Today you will write 1000 words. You will do this because you love ideas. All the ideas you have written down in the pages of your notebook, on scraps of paper, receipts, cocktail napkins, ticket stubs. Snapshots of texts between you and a friend. All the ideas you email to yourself when you’re walking down the street, so you won’t forget them, pausing on the sidewalk, while people push past you. Ideas that wake you up in the middle of the night, forcing you to turn on a light and scribble it down, just so you can wake up in the morning and maybe make yourself smile with it. An idea burning a hole in your pocket. Big ideas or small ones, it doesn’t matter, because it’s all fuel. Ideas that turn into words that turn into sentences that turn into something new and surprising. One thousand words starts with one idea, straight from you.
Today’s guest contributor is Elissa Washuta, author of the stunning essay collection White Magic, which The New York Times called “beguiling and haunting.” Her donation pick is Lowland Center, and today she’s talking about process, focus, and holograms.

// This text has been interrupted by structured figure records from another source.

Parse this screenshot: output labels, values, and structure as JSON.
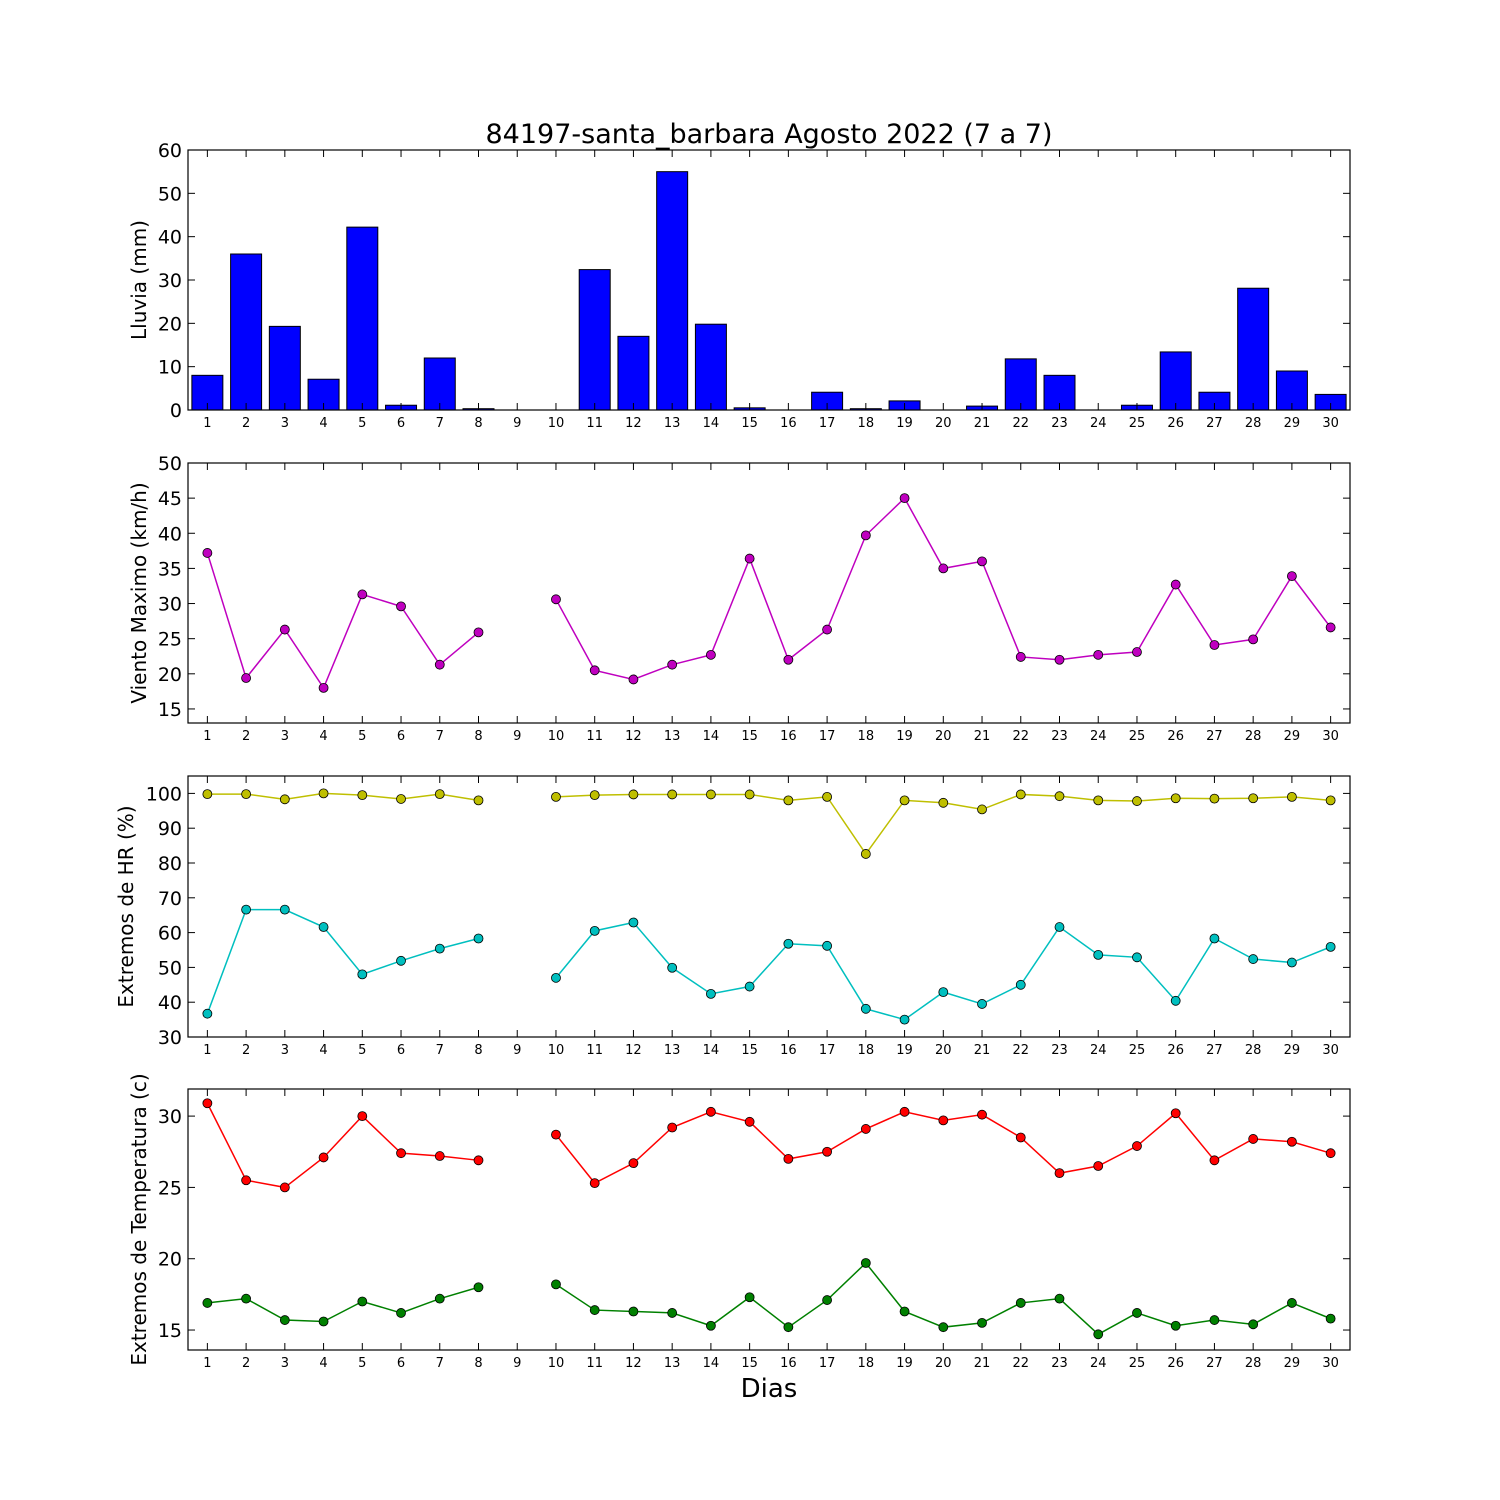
{
  "figure": {
    "title": "84197-santa_barbara Agosto 2022  (7 a 7)",
    "xlabel": "Dias"
  },
  "chart_data": [
    {
      "type": "bar",
      "ylabel": "Lluvia (mm)",
      "ylim": [
        0,
        60
      ],
      "yticks": [
        0,
        10,
        20,
        30,
        40,
        50,
        60
      ],
      "categories": [
        "1",
        "2",
        "3",
        "4",
        "5",
        "6",
        "7",
        "8",
        "9",
        "10",
        "11",
        "12",
        "13",
        "14",
        "15",
        "16",
        "17",
        "18",
        "19",
        "20",
        "21",
        "22",
        "23",
        "24",
        "25",
        "26",
        "27",
        "28",
        "29",
        "30"
      ],
      "values": [
        8,
        36,
        19.3,
        7.1,
        42.2,
        1.1,
        12,
        0.3,
        0,
        0,
        32.4,
        17,
        55,
        19.8,
        0.5,
        0,
        4.1,
        0.3,
        2.1,
        0,
        0.9,
        11.8,
        8,
        0,
        1.1,
        13.4,
        4.1,
        28.1,
        9,
        3.6
      ],
      "color": "#0000ff",
      "grid": false
    },
    {
      "type": "line",
      "ylabel": "Viento Maximo (km/h)",
      "ylim": [
        13,
        50
      ],
      "yticks": [
        15,
        20,
        25,
        30,
        35,
        40,
        45,
        50
      ],
      "x": [
        "1",
        "2",
        "3",
        "4",
        "5",
        "6",
        "7",
        "8",
        "9",
        "10",
        "11",
        "12",
        "13",
        "14",
        "15",
        "16",
        "17",
        "18",
        "19",
        "20",
        "21",
        "22",
        "23",
        "24",
        "25",
        "26",
        "27",
        "28",
        "29",
        "30"
      ],
      "series": [
        {
          "color": "#bf00bf",
          "values": [
            37.2,
            19.4,
            26.3,
            18,
            31.3,
            29.6,
            21.3,
            25.9,
            null,
            30.6,
            20.5,
            19.2,
            21.3,
            22.7,
            36.4,
            22,
            26.3,
            39.7,
            45,
            35,
            36,
            22.4,
            22,
            22.7,
            23.1,
            32.7,
            24.1,
            24.9,
            33.9,
            26.6
          ]
        }
      ],
      "grid": false
    },
    {
      "type": "line",
      "ylabel": "Extremos de HR (%)",
      "ylim": [
        30,
        105
      ],
      "yticks": [
        30,
        40,
        50,
        60,
        70,
        80,
        90,
        100
      ],
      "x": [
        "1",
        "2",
        "3",
        "4",
        "5",
        "6",
        "7",
        "8",
        "9",
        "10",
        "11",
        "12",
        "13",
        "14",
        "15",
        "16",
        "17",
        "18",
        "19",
        "20",
        "21",
        "22",
        "23",
        "24",
        "25",
        "26",
        "27",
        "28",
        "29",
        "30"
      ],
      "series": [
        {
          "color": "#bfbf00",
          "values": [
            99.8,
            99.8,
            98.3,
            100,
            99.5,
            98.4,
            99.8,
            98,
            null,
            99,
            99.5,
            99.7,
            99.7,
            99.7,
            99.7,
            98,
            99,
            82.6,
            98,
            97.3,
            95.4,
            99.7,
            99.2,
            98,
            97.8,
            98.6,
            98.5,
            98.6,
            99,
            98
          ]
        },
        {
          "color": "#00bfbf",
          "values": [
            36.7,
            66.6,
            66.6,
            61.6,
            48,
            51.9,
            55.4,
            58.3,
            null,
            47,
            60.5,
            62.9,
            49.9,
            42.4,
            44.5,
            56.8,
            56.2,
            38.1,
            35,
            42.9,
            39.5,
            45,
            61.6,
            53.6,
            52.9,
            40.4,
            58.3,
            52.4,
            51.4,
            55.9
          ]
        }
      ],
      "grid": false
    },
    {
      "type": "line",
      "ylabel": "Extremos de Temperatura (c)",
      "ylim": [
        13.6,
        31.9
      ],
      "yticks": [
        15,
        20,
        25,
        30
      ],
      "x": [
        "1",
        "2",
        "3",
        "4",
        "5",
        "6",
        "7",
        "8",
        "9",
        "10",
        "11",
        "12",
        "13",
        "14",
        "15",
        "16",
        "17",
        "18",
        "19",
        "20",
        "21",
        "22",
        "23",
        "24",
        "25",
        "26",
        "27",
        "28",
        "29",
        "30"
      ],
      "series": [
        {
          "color": "#ff0000",
          "values": [
            30.9,
            25.5,
            25,
            27.1,
            30,
            27.4,
            27.2,
            26.9,
            null,
            28.7,
            25.3,
            26.7,
            29.2,
            30.3,
            29.6,
            27,
            27.5,
            29.1,
            30.3,
            29.7,
            30.1,
            28.5,
            26,
            26.5,
            27.9,
            30.2,
            26.9,
            28.4,
            28.2,
            27.4
          ]
        },
        {
          "color": "#008000",
          "values": [
            16.9,
            17.2,
            15.7,
            15.6,
            17,
            16.2,
            17.2,
            18,
            null,
            18.2,
            16.4,
            16.3,
            16.2,
            15.3,
            17.3,
            15.2,
            17.1,
            19.7,
            16.3,
            15.2,
            15.5,
            16.9,
            17.2,
            14.7,
            16.2,
            15.3,
            15.7,
            15.4,
            16.9,
            15.8
          ]
        }
      ],
      "grid": false
    }
  ]
}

“I never closely tracked my writing process until people began asking me how I wrote the book they just read. I have no idea how that happened. A mystical process, or one I just never paid attention to, because all my attention was on the essay rather than its making.
So lately, I’ve been keeping track of how it’s going. I didn’t intend to make myself start writing a new book until I was done promoting my last one, but then I wanted to write. Here’s how it’s been going: first, I took interest in something, and I got wrapped up in it, because it was a situation with an unfolding narrative I found compelling. I found myself spending a good amount of my free time learning about this thing, and then compulsively bookmarking things I read online, and then, one day when I was hauling canned cat food up from the basement, a sentence implanted itself in my brain. The sentence wouldn’t leave, and then it spawned another, and then I had to capture them in a Word document so I wouldn’t forget them.
I resisted the paragraph—the timing was bad. I couldn’t start a new essay. I need long, long stretches of hyper-focus in order to make an essay. I need to hand over whole days. But I couldn’t risk losing the sentences, because they’d become precious to me. So I wrote my paragraph. For two months, all I had was that paragraph and its fully realized voice, an uncountable number of bookmarks, and my fear that I took too long to write the thing and now the window is closed. I kept thinking over the question of what the following paragraphs would be—a question that I didn’t feel I could really answer without having some sense of the essay’s form. It won’t come if I try writing to see what comes out. There will be words I can use later, but the form doesn’t come that way for me. I can’t make an outline. My brain just has to draw up the blueprints while I’m thinking about something else.
About a week ago, overwhelmed by the fact of being reachable by anyone in the world at any time, I decided to mostly stop using social media for a little while. While I was trying to learn how to fly a video game airplane, my mind was listlessly wandering back and forth over the not-yet-existent-essay, not actively problem-solving but just thinking about some minutiae of the subject matter, and then, suddenly, there was the form of the essay. I wrote down some notes, and then the next day, when I was supposed to be working on something else, I wrote more notes, and then I couldn’t stop writing notes, and then there was the shape of the essay, an almost three-dimensional holographic thing in my imagination. Next I will have to begin to write into the form, and I’ll soon begin failing, and I’ll wonder whether I can even execute this vision I had, and in the end, the real essay will and will not look like the hologram I imagined—it always turns out better. I have to remember that so I can start again.”
Have a good day with your ideas. I believe in you.